The Museum of Flight plans to display the FFT inside its new 15,500-square-foot Space Gallery as the centerpiece of "Spaceflight Academy," a planned permanent exhibit. The FFT display will help tell the story of how astronauts train for their mission and how the knowledge gained during the first 50 years of spaceflight has helped prepare humans to explore farther into the solar system.
CollectSPACE.com
According to the space enthusiast website www.collectspace.com:
"This week workers separated the 120-foot-long mockup into three segments: the aft, with its vertical stabilizer (or tail) and mock engines; payload bay, with doors that can be displayed open or closed and orbiter docking system mockup; and the crew compartment and nose, complete with mid- and flight decks.

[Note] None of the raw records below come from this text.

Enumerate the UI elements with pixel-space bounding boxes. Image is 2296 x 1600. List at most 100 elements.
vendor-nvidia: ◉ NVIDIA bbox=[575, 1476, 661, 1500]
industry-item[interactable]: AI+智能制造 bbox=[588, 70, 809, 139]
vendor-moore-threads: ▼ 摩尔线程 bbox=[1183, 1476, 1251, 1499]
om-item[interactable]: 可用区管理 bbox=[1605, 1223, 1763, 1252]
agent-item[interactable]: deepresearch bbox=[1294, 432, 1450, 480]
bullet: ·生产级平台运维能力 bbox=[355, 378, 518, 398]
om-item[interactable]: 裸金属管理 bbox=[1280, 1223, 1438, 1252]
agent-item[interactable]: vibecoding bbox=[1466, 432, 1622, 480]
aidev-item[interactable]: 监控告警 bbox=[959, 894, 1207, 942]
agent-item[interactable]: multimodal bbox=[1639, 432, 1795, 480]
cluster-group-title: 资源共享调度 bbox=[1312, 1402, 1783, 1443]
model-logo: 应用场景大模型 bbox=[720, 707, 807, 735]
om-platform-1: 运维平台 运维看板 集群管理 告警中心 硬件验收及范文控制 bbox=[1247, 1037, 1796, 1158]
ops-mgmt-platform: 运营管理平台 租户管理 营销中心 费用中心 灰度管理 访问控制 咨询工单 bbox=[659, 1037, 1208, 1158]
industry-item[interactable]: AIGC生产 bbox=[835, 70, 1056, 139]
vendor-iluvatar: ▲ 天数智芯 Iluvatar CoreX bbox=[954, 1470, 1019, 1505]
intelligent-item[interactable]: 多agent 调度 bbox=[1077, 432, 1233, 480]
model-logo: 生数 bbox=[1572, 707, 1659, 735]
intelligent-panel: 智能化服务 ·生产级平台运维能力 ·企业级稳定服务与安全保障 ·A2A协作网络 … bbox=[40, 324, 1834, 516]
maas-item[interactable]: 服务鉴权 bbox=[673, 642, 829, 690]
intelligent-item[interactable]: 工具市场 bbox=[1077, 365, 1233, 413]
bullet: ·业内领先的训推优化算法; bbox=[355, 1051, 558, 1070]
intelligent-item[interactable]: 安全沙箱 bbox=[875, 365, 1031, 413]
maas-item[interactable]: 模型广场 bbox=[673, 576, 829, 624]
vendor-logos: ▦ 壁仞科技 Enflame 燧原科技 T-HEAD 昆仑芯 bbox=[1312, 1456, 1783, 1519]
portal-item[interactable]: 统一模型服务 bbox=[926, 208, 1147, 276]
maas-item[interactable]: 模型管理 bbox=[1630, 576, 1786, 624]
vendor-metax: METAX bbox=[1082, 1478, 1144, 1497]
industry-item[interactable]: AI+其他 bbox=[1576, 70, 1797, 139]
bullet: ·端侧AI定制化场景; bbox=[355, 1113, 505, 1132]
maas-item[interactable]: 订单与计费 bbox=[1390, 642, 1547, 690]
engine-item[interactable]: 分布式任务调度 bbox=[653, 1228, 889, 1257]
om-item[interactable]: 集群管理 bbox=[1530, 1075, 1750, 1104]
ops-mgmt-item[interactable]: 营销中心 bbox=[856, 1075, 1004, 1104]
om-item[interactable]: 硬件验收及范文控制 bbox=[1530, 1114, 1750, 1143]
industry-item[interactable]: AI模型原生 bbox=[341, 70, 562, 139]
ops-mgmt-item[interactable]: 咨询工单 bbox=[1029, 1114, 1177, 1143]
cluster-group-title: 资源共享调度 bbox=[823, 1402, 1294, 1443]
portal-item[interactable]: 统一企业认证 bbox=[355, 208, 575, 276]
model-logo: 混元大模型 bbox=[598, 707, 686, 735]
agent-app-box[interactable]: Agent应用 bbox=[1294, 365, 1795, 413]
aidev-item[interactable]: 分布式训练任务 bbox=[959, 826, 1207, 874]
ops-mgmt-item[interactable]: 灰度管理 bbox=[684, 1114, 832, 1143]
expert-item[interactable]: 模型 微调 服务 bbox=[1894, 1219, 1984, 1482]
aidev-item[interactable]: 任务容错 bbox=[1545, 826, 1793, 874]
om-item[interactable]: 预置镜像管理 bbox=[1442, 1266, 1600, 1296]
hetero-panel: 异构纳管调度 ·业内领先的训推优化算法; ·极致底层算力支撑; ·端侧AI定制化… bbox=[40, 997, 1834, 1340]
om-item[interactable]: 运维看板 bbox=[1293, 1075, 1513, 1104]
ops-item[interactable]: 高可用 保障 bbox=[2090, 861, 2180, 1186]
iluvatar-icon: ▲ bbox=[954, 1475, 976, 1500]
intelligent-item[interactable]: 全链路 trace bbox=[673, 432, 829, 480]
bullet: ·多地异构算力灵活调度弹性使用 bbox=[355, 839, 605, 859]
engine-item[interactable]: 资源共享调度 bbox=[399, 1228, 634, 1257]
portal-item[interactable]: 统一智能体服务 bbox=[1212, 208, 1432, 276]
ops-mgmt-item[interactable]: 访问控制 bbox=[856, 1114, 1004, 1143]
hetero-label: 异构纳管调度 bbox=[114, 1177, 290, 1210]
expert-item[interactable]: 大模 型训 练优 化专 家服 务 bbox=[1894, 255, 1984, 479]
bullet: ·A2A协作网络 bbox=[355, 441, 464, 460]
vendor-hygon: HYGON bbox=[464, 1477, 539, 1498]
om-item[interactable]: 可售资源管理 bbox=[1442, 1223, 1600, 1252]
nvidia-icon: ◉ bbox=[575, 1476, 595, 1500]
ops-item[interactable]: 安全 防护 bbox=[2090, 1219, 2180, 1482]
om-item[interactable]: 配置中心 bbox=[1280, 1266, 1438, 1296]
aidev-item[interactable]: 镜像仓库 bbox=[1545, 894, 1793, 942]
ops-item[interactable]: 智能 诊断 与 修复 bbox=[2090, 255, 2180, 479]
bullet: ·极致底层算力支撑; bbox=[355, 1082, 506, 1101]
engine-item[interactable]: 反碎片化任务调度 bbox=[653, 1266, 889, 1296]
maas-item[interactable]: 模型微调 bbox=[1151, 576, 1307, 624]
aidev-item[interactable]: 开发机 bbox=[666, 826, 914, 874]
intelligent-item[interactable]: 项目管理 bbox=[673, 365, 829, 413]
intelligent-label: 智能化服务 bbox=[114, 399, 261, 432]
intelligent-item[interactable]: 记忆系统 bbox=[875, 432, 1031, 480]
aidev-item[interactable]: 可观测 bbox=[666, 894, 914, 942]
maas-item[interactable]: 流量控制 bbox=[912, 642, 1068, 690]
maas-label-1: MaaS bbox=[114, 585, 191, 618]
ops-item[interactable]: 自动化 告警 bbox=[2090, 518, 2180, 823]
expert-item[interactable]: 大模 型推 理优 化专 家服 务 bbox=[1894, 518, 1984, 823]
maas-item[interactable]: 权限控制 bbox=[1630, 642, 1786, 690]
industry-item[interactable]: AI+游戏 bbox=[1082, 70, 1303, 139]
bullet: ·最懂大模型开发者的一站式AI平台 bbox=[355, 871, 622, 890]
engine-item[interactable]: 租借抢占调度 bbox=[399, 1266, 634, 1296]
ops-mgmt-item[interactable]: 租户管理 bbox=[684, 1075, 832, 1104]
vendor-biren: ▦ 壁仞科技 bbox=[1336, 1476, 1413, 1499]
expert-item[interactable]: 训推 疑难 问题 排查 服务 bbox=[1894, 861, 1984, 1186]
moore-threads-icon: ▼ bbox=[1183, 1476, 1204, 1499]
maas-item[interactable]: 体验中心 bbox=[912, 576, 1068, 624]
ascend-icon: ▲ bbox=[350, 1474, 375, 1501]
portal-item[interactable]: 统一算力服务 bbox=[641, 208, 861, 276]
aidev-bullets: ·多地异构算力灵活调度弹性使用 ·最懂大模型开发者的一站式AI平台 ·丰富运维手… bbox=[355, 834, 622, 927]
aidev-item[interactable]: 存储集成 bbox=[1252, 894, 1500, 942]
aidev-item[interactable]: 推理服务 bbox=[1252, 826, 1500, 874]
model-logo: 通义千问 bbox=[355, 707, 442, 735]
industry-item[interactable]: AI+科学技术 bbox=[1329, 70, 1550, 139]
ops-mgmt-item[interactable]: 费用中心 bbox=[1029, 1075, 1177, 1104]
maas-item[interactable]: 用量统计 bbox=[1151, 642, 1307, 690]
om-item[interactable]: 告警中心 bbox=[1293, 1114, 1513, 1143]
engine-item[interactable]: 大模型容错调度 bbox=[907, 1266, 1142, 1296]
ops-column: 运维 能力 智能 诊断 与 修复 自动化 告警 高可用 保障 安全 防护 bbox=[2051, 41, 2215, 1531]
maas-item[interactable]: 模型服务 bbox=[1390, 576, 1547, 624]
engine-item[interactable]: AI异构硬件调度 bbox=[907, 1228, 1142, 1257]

"Over the next couple of months, workers will remove the aft section's engines and tail so they can be shipped separately, and test hoisting the wooden payload bay off of its metal support base to test its integrity after three decades. The sections will also be weighed to determine if they can be shipped to Seattle using NASA's Super Guppy cargo aircraft."
Museum of Flight
The Museum of Flight's Mike Bush, Director, Marketing and Public Relations, told the West Seattle Herald, "The exhibit that we are building around the FFT is going to be highly interactive. It's going to be beautiful. The people of the Puget Sound region are justified in their excitement for this thing. Unlike the space shuttle, which would be like a lot of our airplanes here, where you just look at them and are not allowed to go on them, with this, people can go on and actually see where every shuttle astronaut trained on this trainer going back to the very first launch.
"That of course includes our local astronauts, our former CEO, Bonnie Dunbar, (West Seattle resident) Gregory Johnson, and Dick Scobee, the commander of the Challenger mission," Bush said. He and his crew were killed in the disaster, Jan. 28, 1986 "He is a local hero," said Bush. "We both attended Auburn High School. His family still lives in the area.
"The trainer works out really well for us because at our core we're an educational institution," he added. "We run about 140,000 kids through here with our education programs each year, school groups, camp groups, boys and girls centers. Our goals is to inspire the next generation of astronauts, innovators, inventors and engineers and this falls right into this mission."
Gallery naming & space symposium open to the public
Bush said that the museum will unveil the name of the new space gallery on Dec. 8. On Dec. 9 the museum and NASA will host the 'Future Forum'. The future of space flight will be discussed. It will include Doug King, Museum of Flight President and CEO, and panelists Philip McAlister, NASA Commercial Spaceflight Development Director, John Mulholland, Boeing, Rob Myerson, Blue Origin, Steve Isakowitz, Virgin Galactic, Mark Sirangelo, Sierra Nevada Corporation Space Systems, Gwynne Shotwell, Space X, and others.
Open to the public. Some events require registration, others are first come first serve.